Book Review of Database in Depth by C.J Date
A book written in 2005 that talks about the relational theory model and the detailed arguments of C.J Date about it.
A software developer trying to write organic blogs in C# and .NET technologies.

This book is not a book for beginners. A good exposure to different SQL products will help you learn what concepts run on the database products that you use. Although the book doesn’t reference specific products, it focuses on relational model concepts, which form the theoretical foundation of all RDBMS. The book presents C.J Date’s detailed arguments on E.F. Codd’s who is the creator of the relational model, a mathematician at IBM.
Notable C.J Date’s detailed arguments:
Nulls have no place in the relational model.
Views must be updatable, because if they aren’t, we violate the principle of interchangeability.
Database constraint check must be immediate. — this one particularly resonates with me, so I’ll elaborate.
“C.J Date implies that some constraints must be deferred because of real-world modeling, but he didn’t think that the deferred checking should be the default”.
For example, consider a self-referencing table (loosely defined here):
EMP | EmpNo | MgrNo
Constraint: MgrNo ⊆ EmpNo
The constraint is that MgrNo has to be an existing employee
Now, how can we insert the first employee? MgrNo must reference an existing EmpNo because the row doesn’t exist yet.

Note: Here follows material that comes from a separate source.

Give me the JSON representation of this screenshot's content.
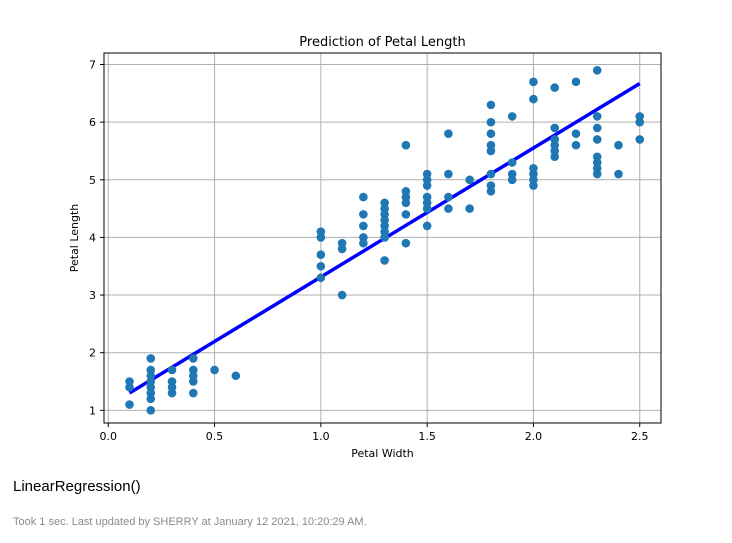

Therefore, we need NULL or deferred checking.
The SQL solution is to allow it to be NULL and defer the foreign key until COMMIT. But date argue that the correct relational solution is to create a new relation.
INSERT INTO EMP VALUES (1, NULL); — Inserting temporary null values on EMP
Creating two new tables called MANAGES — that represent higher position employee.
EMPLOYEE { EmpNo }
MANAGES { EmpNo, MgrNo }
Now using a query INSERT INTO EMPLOYEE VALUES (1); and INSERT INTO MANAGES VALUES (1, 1); will work because the employee exists.
Now there are two points made here.
“ Date implies that some constraints must be deferred because of real-world modeling, but he didn’t think that the deferred checking should be the default”.
- “Database constraints must be satisfied at the statement boundaries” — it should be evaluated at semicolons, then we might not need TRANSACTIONS.“ — Consequently, patterns like Unit of Work (which batch multiple operations into a single transaction to maintain consistency) are not required to handle simple constraint enforcement.
This book is good for anyone who is a practitioner — a backend engineer, dba , data analyst , etc. Having a good grasp of history and knowing your tools concepts will always help you to learn.